David Brennan, managing director of LeasePlan, one of the world's largest vehicle leasing companies, says: "The key to benchmarking is to look at the whole-life cost rather than the monthly rental. Fleets need to check how early terminations, excess mileage and excess damage charges work in the contract, so that they're not paying over the odds when it ends.
"Leasing firms should be as transparent as possible in their pricing structures, while fleet managers need to ask the right questions before they sign."
Andy Brown, operations director at leasing firm Inchcape Fleet Solutions, adds: "We are seeing fewer vehicles with substantial body panel damage. Fleet operators increasingly understand the recharge process and are encouraging drivers to report damage when it happens and then ensure repairs are undertaken immediately.
"Internal damage is also reducing. This is due to fewer drivers smoking so cigarette burns are not as prevalent. Additionally, advances in technology, such as the increasingly widespread availability of Bluetooth phone technology, mean that the fitment of mobile phone holders, for example, is being confined to history.

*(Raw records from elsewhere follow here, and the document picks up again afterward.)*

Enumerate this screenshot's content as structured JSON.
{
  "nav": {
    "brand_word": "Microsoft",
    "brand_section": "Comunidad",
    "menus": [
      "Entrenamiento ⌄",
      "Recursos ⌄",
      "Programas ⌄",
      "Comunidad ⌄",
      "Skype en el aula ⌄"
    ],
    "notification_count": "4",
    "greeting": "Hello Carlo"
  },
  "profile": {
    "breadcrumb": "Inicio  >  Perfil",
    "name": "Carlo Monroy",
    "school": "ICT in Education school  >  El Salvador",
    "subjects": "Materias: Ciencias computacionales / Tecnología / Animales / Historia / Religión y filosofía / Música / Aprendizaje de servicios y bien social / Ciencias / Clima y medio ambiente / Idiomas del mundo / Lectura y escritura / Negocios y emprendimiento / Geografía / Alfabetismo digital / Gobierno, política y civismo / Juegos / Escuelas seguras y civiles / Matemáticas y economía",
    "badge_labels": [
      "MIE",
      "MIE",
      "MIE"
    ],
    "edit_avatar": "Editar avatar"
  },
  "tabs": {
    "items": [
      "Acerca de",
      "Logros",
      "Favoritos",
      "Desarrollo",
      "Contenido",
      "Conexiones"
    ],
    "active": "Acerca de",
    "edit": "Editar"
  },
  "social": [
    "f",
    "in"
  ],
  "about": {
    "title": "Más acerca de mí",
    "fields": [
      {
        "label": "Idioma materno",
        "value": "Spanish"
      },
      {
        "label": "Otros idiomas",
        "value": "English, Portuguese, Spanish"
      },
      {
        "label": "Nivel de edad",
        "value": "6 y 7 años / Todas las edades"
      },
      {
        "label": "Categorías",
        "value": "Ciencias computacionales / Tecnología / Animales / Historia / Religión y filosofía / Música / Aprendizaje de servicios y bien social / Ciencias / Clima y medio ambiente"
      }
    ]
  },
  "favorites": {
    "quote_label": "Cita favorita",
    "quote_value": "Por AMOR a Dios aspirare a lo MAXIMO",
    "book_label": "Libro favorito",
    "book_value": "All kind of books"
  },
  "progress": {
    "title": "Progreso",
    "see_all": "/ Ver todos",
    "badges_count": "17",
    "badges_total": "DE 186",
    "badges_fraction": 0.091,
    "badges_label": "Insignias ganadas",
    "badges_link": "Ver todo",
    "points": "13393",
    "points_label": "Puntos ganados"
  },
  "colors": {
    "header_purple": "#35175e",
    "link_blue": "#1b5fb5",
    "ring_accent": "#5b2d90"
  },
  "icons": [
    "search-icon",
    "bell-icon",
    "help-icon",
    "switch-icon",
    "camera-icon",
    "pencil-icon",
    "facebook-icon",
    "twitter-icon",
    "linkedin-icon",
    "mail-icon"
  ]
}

"Most damage on returned vehicles is therefore limited to dents and scrapes. We try to educate fleet operators and drivers that it is important to ensure any damage is rectified as soon as it occurs and not left until 'defleet' time."
However, just because a vehicle has been repaired does not mean it will escape a charge.
International leasing firm ALD Automotive has seen an increase in substandard paint repairs on returned vehicles. Keith Allen, managing director, says: "Drivers and fleet managers need to be more vigilant when accepting a vehicle back from repair and ensure they are happy with the standard of work."
Brown adds: "It is in both our interest and that of the client if all vehicles are returned in a condition that correlates to age and mileage."